Urban architect chooses home over parking spot Add to ...

‘I love a challenge,” Rohan Walters says with a laugh as he settles into a couch beside a pair of French doors. On the other side of those doors, a pedestrian double-takes as she passes, not expecting a living room a metre from the sidewalk.

The challenge, however, was not to befuddle pedestrians at College and Lansdowne. Rather, the soft-spoken 52-year-old challenged himself with placing a home on what was, until recently, a “remnant” of the urban fabric so small it had been completely overlooked. Except by him: The Waterloo architecture graduate first spied this 10-by-37-foot driveway two decades ago, but attempts to contact the B.C.-based landowner had failed, so he purchased the lot beside it, another forgotten scrap of land, at 1292 College St. W., instead.

By 1996, he’d built “Triangle House” for his family on that scrap (which has also swivelled many a neighbourhood neck) while the driveway next door continued to sit empty (there were illegally parked cars and trucks as well as the odd condom wrapper, so it wasn’t empty, technically, but that’s another story).

Three years ago, Mr. Walters learned his coveted urban remnant was in tax arrears. Although he couldn’t secure funds, he persuaded a big corporation he’d been doing some work for to purchase it. And they, in turn, asked Mr. Walters to design something. But not just any old thing: Plans were hatched for a three-unit, three-level, experimental dwelling that would include a vertical axis wind turbine. In addition, the ground floor unit would be completely barrier-free for a wheelchair-using tenant.

It was to be about “future visioning,” explains Mr. Walters, but, after a shift in leadership, the corporation pulled the plug on that future.

Luckily, they were nice enough to hold the property until Mr. Walters could raise funds. Unfortunately, his smaller purse meant he had to scratch the wind turbine and the idea of separate apartments. But, thinking of “flexible housing, social relevance [and] changing demographics,” he decided to keep the barrier-free aspect on the ground floor: “That’s a principle that is timeless. I’m going to hold onto that. I’m going to demonstrate that.”

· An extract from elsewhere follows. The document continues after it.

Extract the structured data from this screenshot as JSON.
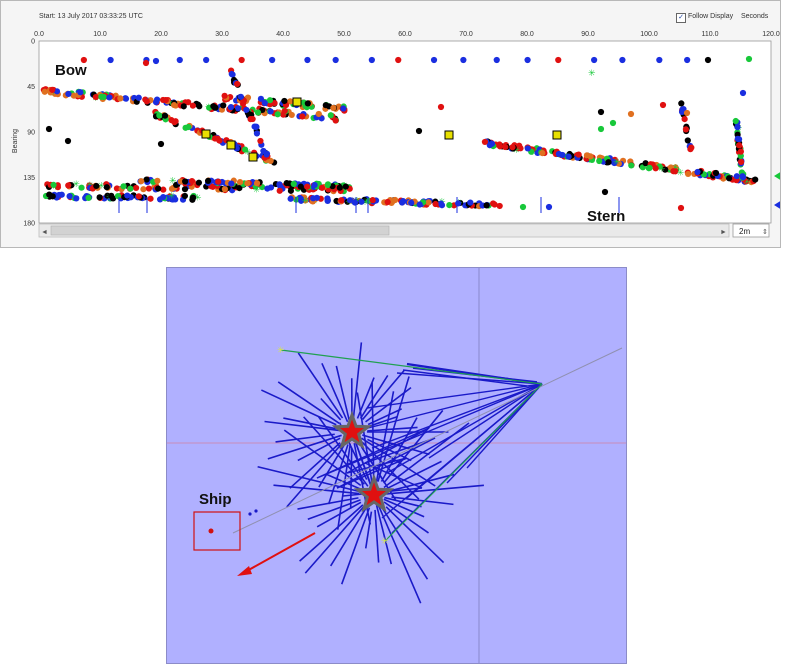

And, since the chief cook and bottle washer at Spaces by Rohan Inc. has never been one to shy away from a striking design – Mr. Walters is responsible for the “Lego” house at 157 Coxwell Ave. – he’d make this, the “Driveway House,” just as memorable. “If something is ugly,” he opines, “people are going to find a way to change it, or tear it down, or divest themselves of it.”

So, now, beside Mr. Walters’s own two-storey home – with its faded maroon and navy blue panels and graffiti-inspired artwork – stands an even bolder 1,084-square-feet statement on how to fill a gap in the urban smile.

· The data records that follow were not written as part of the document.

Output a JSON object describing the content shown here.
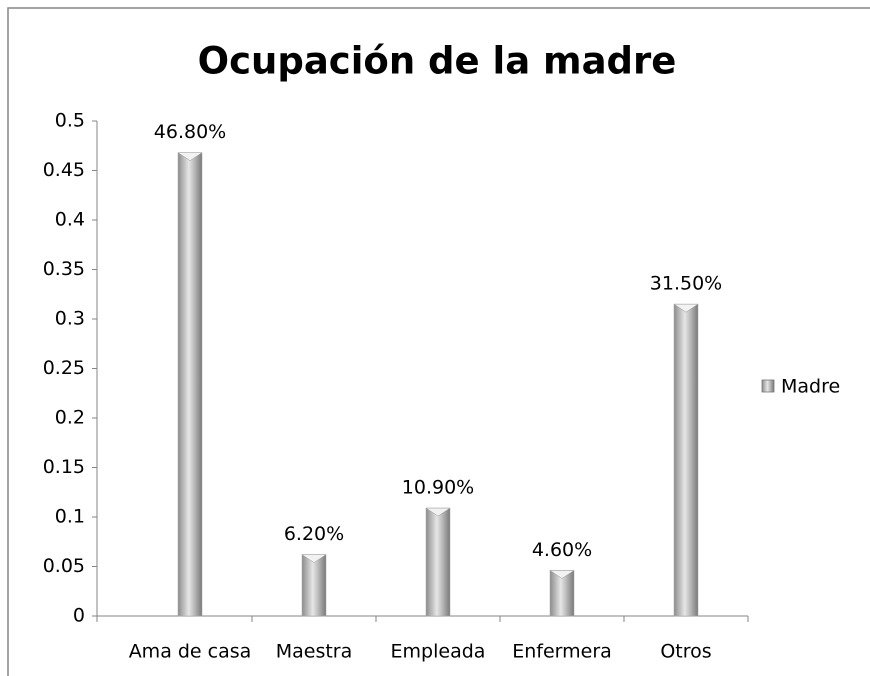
{
  "chart_data": {
    "type": "bar",
    "title": "Ocupación de la madre",
    "categories": [
      "Ama de casa",
      "Maestra",
      "Empleada",
      "Enfermera",
      "Otros"
    ],
    "series": [
      {
        "name": "Madre",
        "color": "#a6a6a6",
        "values": [
          0.468,
          0.062,
          0.109,
          0.046,
          0.315
        ],
        "value_labels": [
          "46.80%",
          "6.20%",
          "10.90%",
          "4.60%",
          "31.50%"
        ]
      }
    ],
    "ylim": [
      0,
      0.5
    ],
    "yticks": [
      0,
      0.05,
      0.1,
      0.15,
      0.2,
      0.25,
      0.3,
      0.35,
      0.4,
      0.45,
      0.5
    ],
    "legend": "right"
  }
}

Rusty Cor-Ten steel frames a svelte, dark-tinted cinderblock box punctuated by two sets of French doors, with the bottom set practically kissing the sidewalk. A small half-floor that looks like a forest lookout tower leads to a massive, third-floor roof deck, except the only tree to watch is the tall ash that Mr. Walters planted in 1996.

Inside, however, Mr. Walters has softened things considerably. Here, raw wood rules: Ceiling joists, window casings and staircases have all been left bare. Upstairs, it’s the same, with the addition of sliding plywood barn doors. Open wood, explains Mr. Walters, regulates humidity, and softens the somewhat harsh LED lighting used throughout.

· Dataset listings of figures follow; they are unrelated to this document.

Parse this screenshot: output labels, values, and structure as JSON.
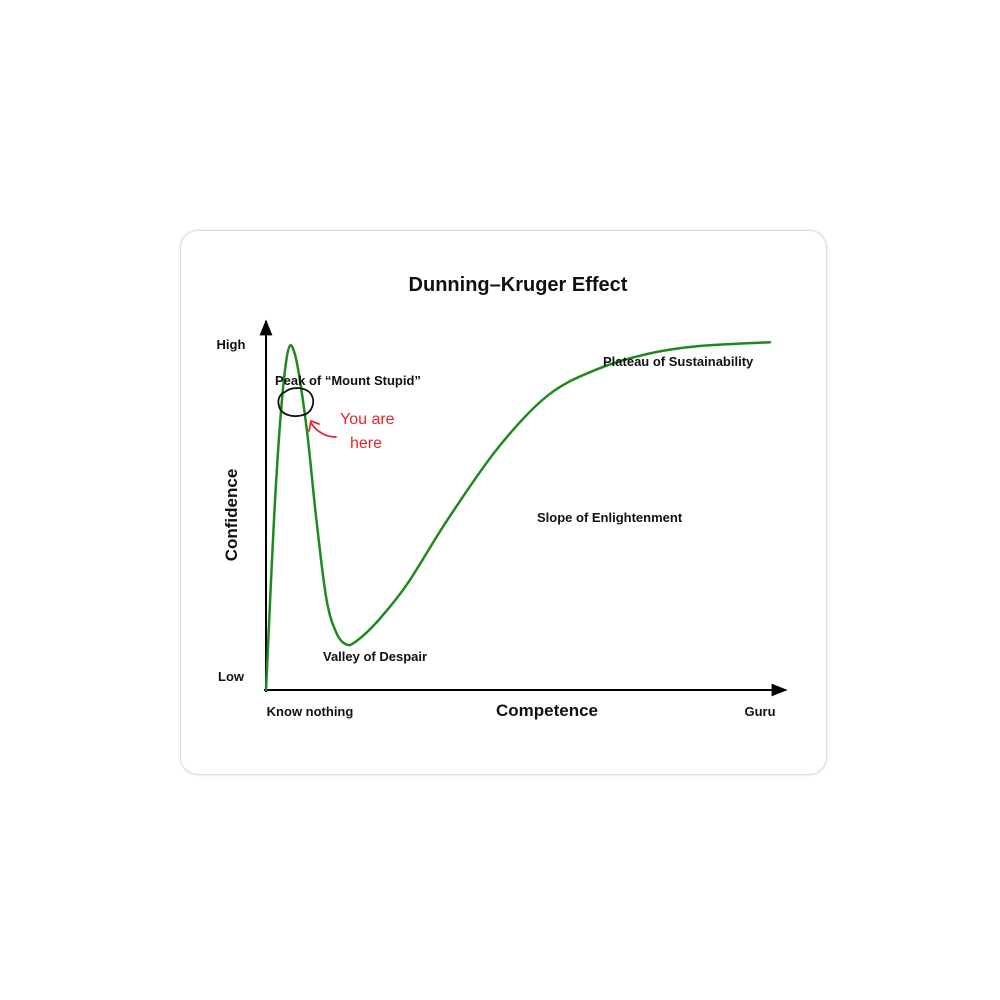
{
  "chart_data": {
    "type": "line",
    "title": "Dunning–Kruger Effect",
    "xlabel": "Competence",
    "ylabel": "Confidence",
    "x_tick_labels": [
      "Know nothing",
      "Guru"
    ],
    "y_tick_labels": [
      "Low",
      "High"
    ],
    "xlim": [
      0,
      100
    ],
    "ylim": [
      0,
      100
    ],
    "grid": false,
    "series": [
      {
        "color": "#1e8a1e",
        "x": [
          0,
          2,
          4,
          5.7,
          8,
          10,
          12,
          14,
          16,
          18,
          22,
          28,
          36,
          46,
          56,
          66,
          76,
          86,
          100
        ],
        "y": [
          0,
          55,
          87,
          89,
          70,
          45,
          24,
          15,
          12,
          13,
          18,
          28,
          45,
          64,
          78,
          85,
          89,
          91,
          92
        ]
      }
    ],
    "annotations": [
      {
        "text": "Peak of “Mount Stupid”"
      },
      {
        "text": "Valley of Despair"
      },
      {
        "text": "Slope of Enlightenment"
      },
      {
        "text": "Plateau of Sustainability"
      }
    ],
    "handwritten_note": {
      "line1": "You are",
      "line2": "here",
      "color": "#e8262a"
    }
  }
}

Plywood hides behind every inch of drywall on the ground floor so, if needed, pull-bars and drop-tables can be attached in future (his current tenant does not use a wheelchair). Reinforcing the walls this way, says Mr. Walters, means the ground floor could easily adapt to a new use, such as an art gallery: “That’s what we don’t do enough of here,” he laments. Also, all electrical outlets and light switches are located at wheelchair height behind a long aluminum strip (a modern take on the chair-rail).

One can easily roll under the kitchen sink, or the sink mounted on a piece of laminated steel in the large main-floor bathroom. Threshold-free, the bathroom floor slopes at a 1.25 degree angle for drainage, with plenty of room for wheeling around. Behind sliding doors are the “guts” of the house: radiant floor system, boiler, HRV, electrical panel, and a washer/dryer combo unit that sips on 15-amps.

The second floor consists of a dressing area, another bathroom and the master bedroom. Instead of enclosing it with walls, the stairwell has been glassed in “so that you don’t think you’re in a small space.” Helping enlarge this floor are nine-foot ceilings. The third floor, with its seven-foot ceiling height, would make for a lovely office or child’s bedroom. Throughout, industrial cable “raceways” hanging from the ceiling carry electrical lines and double as storage for shoes and other small items.

As with much of Rohan Walters’s work, the Driveway House is a challenge to understand visually, despite the “familiar materials” employed. It’s an unapologetic urban housing haiku written in big upper case letters: Blink and you’ll miss it, but stop to take it in and it’ll punch you in the nose.

But a punch in the nose might be just what most developers need when it comes to housing issues such as flexibility, limited mobility and aging-in-place. “If I can do it on a lot this size,” he says, “there is no excuse for not doing it anywhere else.”